Attenuation by l-thyroxine of oxidant-induced gut epithelial damage

Document Type : Original Article


1 Department of Physiology, School of Medicine, Shiraz University of Medical Sciences, Shiraz, Iran

2 Department of Microbiology & virology, School of Medicine, Shiraz University of Medical Sciences, Shiraz, Iran


Objective(s): Severe injuries are often associated with tissue hypothyroidism, elevated damaging mediators in circulation, and broken gut epithelial barrier.  However, the relationships between the hypothyroid state and gut epithelial damage are largely unknown.  Therefore, in this study, we investigated the effects of L-thyroxine (T4) on in vitro models of intact and compromised gut epithelium.
Materials and Methods: Gut epithelium equivalent was generated by cultivation of IEC-18 rat intestinal epithelial cells into transwell inserts.
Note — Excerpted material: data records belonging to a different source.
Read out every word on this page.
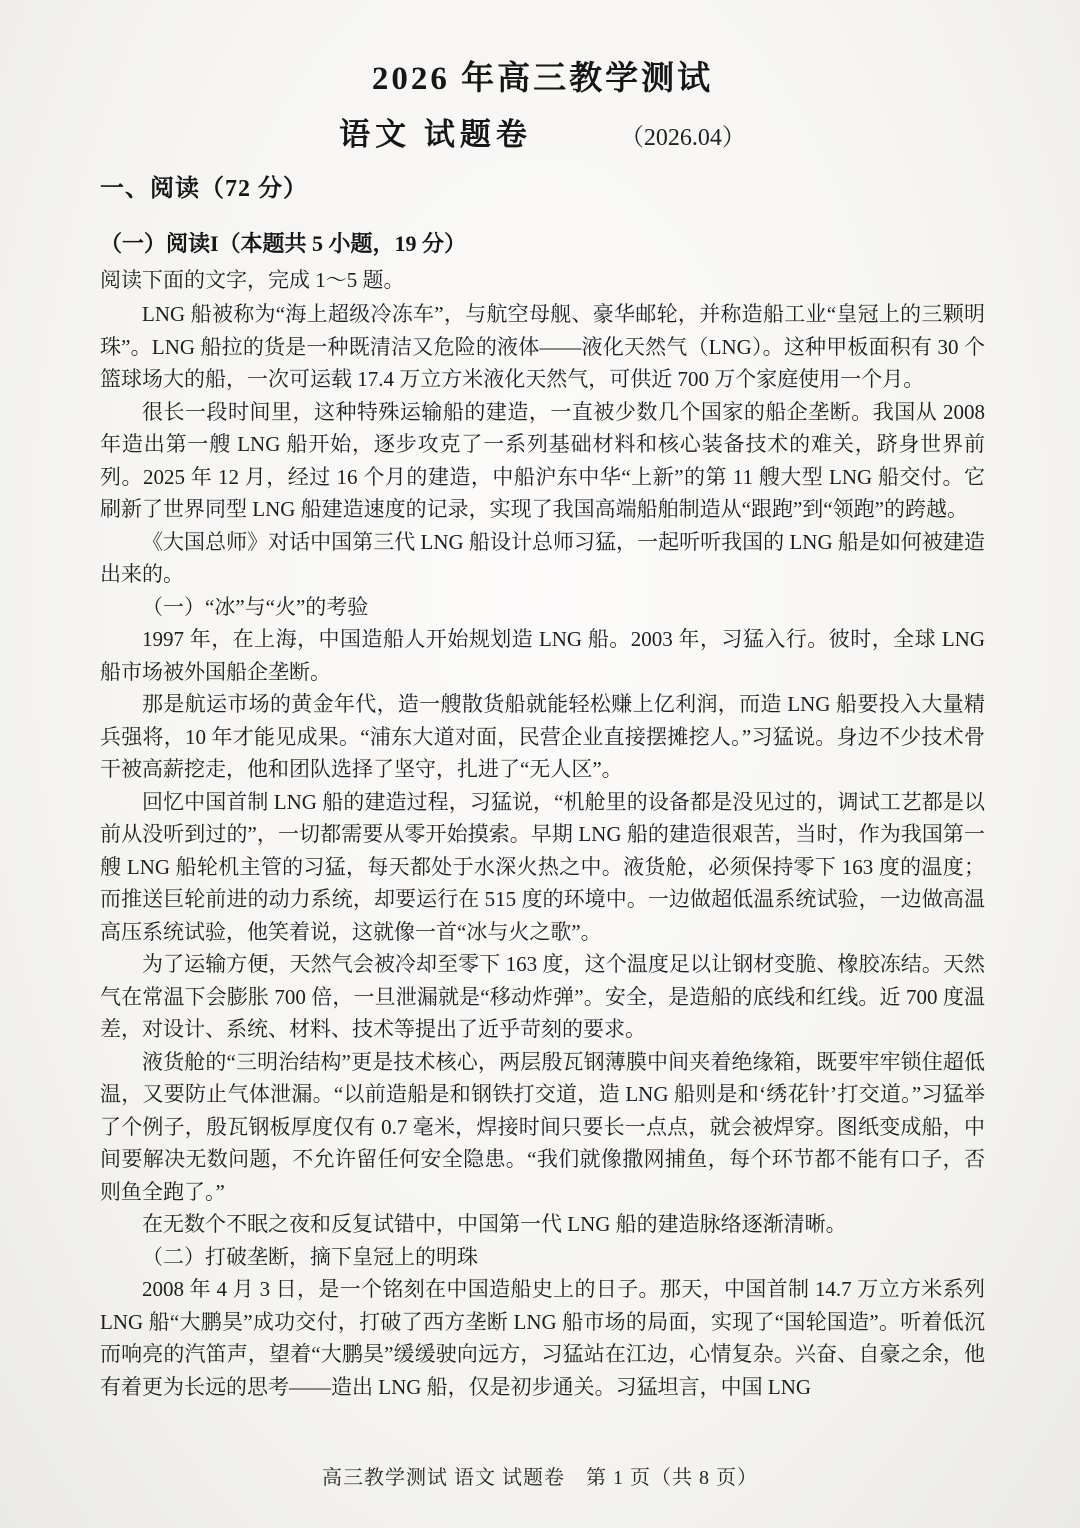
2026 年高三教学测试
语文 试题卷	（2026.04）
一、阅读（72 分）
（一）阅读I（本题共 5 小题，19 分）
阅读下面的文字，完成 1～5 题。

LNG 船被称为“海上超级冷冻车”，与航空母舰、豪华邮轮，并称造船工业“皇冠上的三颗明珠”。LNG 船拉的货是一种既清洁又危险的液体——液化天然气（LNG）。这种甲板面积有 30 个篮球场大的船，一次可运载 17.4 万立方米液化天然气，可供近 700 万个家庭使用一个月。

很长一段时间里，这种特殊运输船的建造，一直被少数几个国家的船企垄断。我国从 2008 年造出第一艘 LNG 船开始，逐步攻克了一系列基础材料和核心装备技术的难关，跻身世界前列。2025 年 12 月，经过 16 个月的建造，中船沪东中华“上新”的第 11 艘大型 LNG 船交付。它刷新了世界同型 LNG 船建造速度的记录，实现了我国高端船舶制造从“跟跑”到“领跑”的跨越。

《大国总师》对话中国第三代 LNG 船设计总师习猛，一起听听我国的 LNG 船是如何被建造出来的。

（一）“冰”与“火”的考验

1997 年，在上海，中国造船人开始规划造 LNG 船。2003 年，习猛入行。彼时，全球 LNG 船市场被外国船企垄断。

那是航运市场的黄金年代，造一艘散货船就能轻松赚上亿利润，而造 LNG 船要投入大量精兵强将，10 年才能见成果。“浦东大道对面，民营企业直接摆摊挖人。”习猛说。身边不少技术骨干被高薪挖走，他和团队选择了坚守，扎进了“无人区”。

回忆中国首制 LNG 船的建造过程，习猛说，“机舱里的设备都是没见过的，调试工艺都是以前从没听到过的”，一切都需要从零开始摸索。早期 LNG 船的建造很艰苦，当时，作为我国第一艘 LNG 船轮机主管的习猛，每天都处于水深火热之中。液货舱，必须保持零下 163 度的温度；而推送巨轮前进的动力系统，却要运行在 515 度的环境中。一边做超低温系统试验，一边做高温高压系统试验，他笑着说，这就像一首“冰与火之歌”。

为了运输方便，天然气会被冷却至零下 163 度，这个温度足以让钢材变脆、橡胶冻结。天然气在常温下会膨胀 700 倍，一旦泄漏就是“移动炸弹”。安全，是造船的底线和红线。近 700 度温差，对设计、系统、材料、技术等提出了近乎苛刻的要求。

液货舱的“三明治结构”更是技术核心，两层殷瓦钢薄膜中间夹着绝缘箱，既要牢牢锁住超低温，又要防止气体泄漏。“以前造船是和钢铁打交道，造 LNG 船则是和‘绣花针’打交道。”习猛举了个例子，殷瓦钢板厚度仅有 0.7 毫米，焊接时间只要长一点点，就会被焊穿。图纸变成船，中间要解决无数问题，不允许留任何安全隐患。“我们就像撒网捕鱼，每个环节都不能有口子，否则鱼全跑了。”

在无数个不眠之夜和反复试错中，中国第一代 LNG 船的建造脉络逐渐清晰。

（二）打破垄断，摘下皇冠上的明珠

2008 年 4 月 3 日，是一个铭刻在中国造船史上的日子。那天，中国首制 14.7 万立方米系列 LNG 船“大鹏昊”成功交付，打破了西方垄断 LNG 船市场的局面，实现了“国轮国造”。听着低沉而响亮的汽笛声，望着“大鹏昊”缓缓驶向远方，习猛站在江边，心情复杂。兴奋、自豪之余，他有着更为长远的思考——造出 LNG 船，仅是初步通关。习猛坦言，中国 LNG

高三教学测试 语文 试题卷　第 1 页（共 8 页）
Confluent cultures were then compromised by scratching or H2O2 and traumatized rat sera (TUR sera) treatments.  Macromolecules permeation and transepithelial electrical resistance (TEER) were evaluated by conventional methods. Morphology and scratch wound closure were assessed microscopically. Cell viability/proliferation was assessed by MTT assay.
Results: Both H2O2 and TUR sera induced marked yet different types of epithelial disintegration.  While H2O2 significantly increased and decreased probe permeation and TEER, respectively, TUR sera was ineffective.  Cultures treated with normal rat sera (sham sera) exhibited morphology, probe permeation, and TEER comparable to those of control cultures.  Presence of T4 attenuated the H2O2-induced but not TUR sera-induced damages. T4 treatment accelerated, albeit marginally, wound closure but had virtually no effects on cell viability/proliferation.  
Conclusion: These data suggest that different mechanisms are involved in oxidant- and trauma-induced gut epithelial barrier breakdown.  Besides, they show that T4 markedly attenuates oxidant-induced gut epithelial damage.  Accordingly, one may also conclude that tissue hypothyroidism does not contribute to trauma-induced gut barrier breakdown.